For despite their deterministic nature, algorithms are only as good as the data their modelers work with. These models drive algorithms that can cause catastrophic outcomes if the underlying assumptions are flawed or biased.
Data Quality Trumps Volume, Velocity and Variety
Simply defined, algorithms follow a series of instructions to solve a problem based on the input variables in the underlying model. From high frequency trading, credit scores and insurance rates to web search, seed planting and self-driving cars, flawed algorithms and models can cause major displacements in markets and lives.
The excessive focus on volume, velocity and variety of data and the technologies emerging to store, process and analyze it are rendered ineffectual if the algorithms result in bad decision outcomes or abuses. For this reason we have suggested that the real 3Vs of big data should be validity, veracity and value.
Modeling in fields with controlled environments and reliable data inputs, such as drug discovery, ballplayer evaluation or predicting the next hit song provide data analysts the luxury of time to validate their models. However, in operating rooms, the time horizon may be seconds, while in web search it may be less than a second, and on a trading floor, milliseconds.
Examples of bad algorithmic decision outcomes abound. One example is the flash crash that occurred on May 6, 2010. Within a few minutes, The Dow Jones Industrial average plunged 1,000 points only to recover less than 20 minutes later. While the cause was never fully explained, many market participants agree that quantitative algorithms were to blame. With algorithms responsible for approximately 50% of trading volume, the potential for future calamitous events is more than likely. After all, bad data at the speed of light is still bad data.

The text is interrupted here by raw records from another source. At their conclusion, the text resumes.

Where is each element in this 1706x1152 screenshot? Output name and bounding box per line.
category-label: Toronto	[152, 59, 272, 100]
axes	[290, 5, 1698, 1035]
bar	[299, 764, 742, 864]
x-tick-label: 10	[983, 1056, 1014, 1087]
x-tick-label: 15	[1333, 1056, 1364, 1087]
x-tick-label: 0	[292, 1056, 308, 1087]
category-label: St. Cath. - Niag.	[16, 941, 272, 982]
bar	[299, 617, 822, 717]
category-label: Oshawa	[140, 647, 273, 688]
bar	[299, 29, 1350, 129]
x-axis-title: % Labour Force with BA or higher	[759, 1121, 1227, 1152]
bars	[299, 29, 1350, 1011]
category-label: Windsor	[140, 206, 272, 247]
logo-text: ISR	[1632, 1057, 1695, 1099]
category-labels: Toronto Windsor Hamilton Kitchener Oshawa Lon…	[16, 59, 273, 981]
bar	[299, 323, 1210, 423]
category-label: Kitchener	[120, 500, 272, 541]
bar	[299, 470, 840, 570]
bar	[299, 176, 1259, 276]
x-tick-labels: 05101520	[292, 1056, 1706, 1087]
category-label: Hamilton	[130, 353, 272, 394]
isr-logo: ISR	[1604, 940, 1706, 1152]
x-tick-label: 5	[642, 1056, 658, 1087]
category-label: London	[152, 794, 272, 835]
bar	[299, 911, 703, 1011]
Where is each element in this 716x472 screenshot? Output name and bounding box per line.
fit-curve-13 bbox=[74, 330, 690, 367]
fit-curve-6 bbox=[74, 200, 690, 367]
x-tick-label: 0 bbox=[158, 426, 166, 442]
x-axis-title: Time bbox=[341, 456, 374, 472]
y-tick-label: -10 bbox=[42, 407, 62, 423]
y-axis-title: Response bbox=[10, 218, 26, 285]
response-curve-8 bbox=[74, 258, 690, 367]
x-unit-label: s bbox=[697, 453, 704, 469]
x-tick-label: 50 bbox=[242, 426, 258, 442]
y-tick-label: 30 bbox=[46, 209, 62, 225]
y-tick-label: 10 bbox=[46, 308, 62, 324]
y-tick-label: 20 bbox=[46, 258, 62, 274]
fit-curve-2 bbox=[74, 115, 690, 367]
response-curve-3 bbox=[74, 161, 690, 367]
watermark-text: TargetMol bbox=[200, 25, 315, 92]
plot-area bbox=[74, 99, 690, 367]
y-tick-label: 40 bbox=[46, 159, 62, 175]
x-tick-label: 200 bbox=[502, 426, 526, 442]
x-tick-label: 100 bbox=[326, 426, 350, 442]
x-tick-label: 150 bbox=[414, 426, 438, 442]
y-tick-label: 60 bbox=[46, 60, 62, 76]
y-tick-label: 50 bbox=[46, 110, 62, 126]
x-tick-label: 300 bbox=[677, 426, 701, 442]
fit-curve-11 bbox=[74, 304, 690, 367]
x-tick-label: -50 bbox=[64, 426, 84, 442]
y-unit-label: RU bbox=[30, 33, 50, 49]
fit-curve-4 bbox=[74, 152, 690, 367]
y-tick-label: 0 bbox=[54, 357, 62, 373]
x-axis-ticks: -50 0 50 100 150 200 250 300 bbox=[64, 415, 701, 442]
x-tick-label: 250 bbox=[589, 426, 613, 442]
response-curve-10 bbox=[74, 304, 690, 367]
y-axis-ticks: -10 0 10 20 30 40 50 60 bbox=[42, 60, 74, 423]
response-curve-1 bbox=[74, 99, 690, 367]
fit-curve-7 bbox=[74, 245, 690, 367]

On a more individual level, algorithms based on personal data, such as zip codes, payment histories and health records have the potential to be discriminatory in determining insurance rates, hospital treatments and credit scores. Add social and machine-generated streams into the mix and the resulting assumptions in models can skew outcomes even further.
Focus on model validation
As big data becomes more pervasive, it becomes even more important to validate models and the integrity of data. A correlation between two variables does not necessarily mean that one causes the other. Coefficients of determination can easily be manipulated to fit the hypothesis behind the model. As such, this also distorts the analysis of the residuals. Models for spatial and temporal data would only appear to complicate validation even further.
Data management tools have improved to significantly increase the reliability of the data inputs. Until machines devise the models, focus on the veracity of the data would improve model validation and reduce – not eliminate – inherent bias.
It would also yield more valuable data. The more valuable a company’s data, the higher it’s RDA. And higher data efficiency strengthens competitiveness and financial performance and valuation.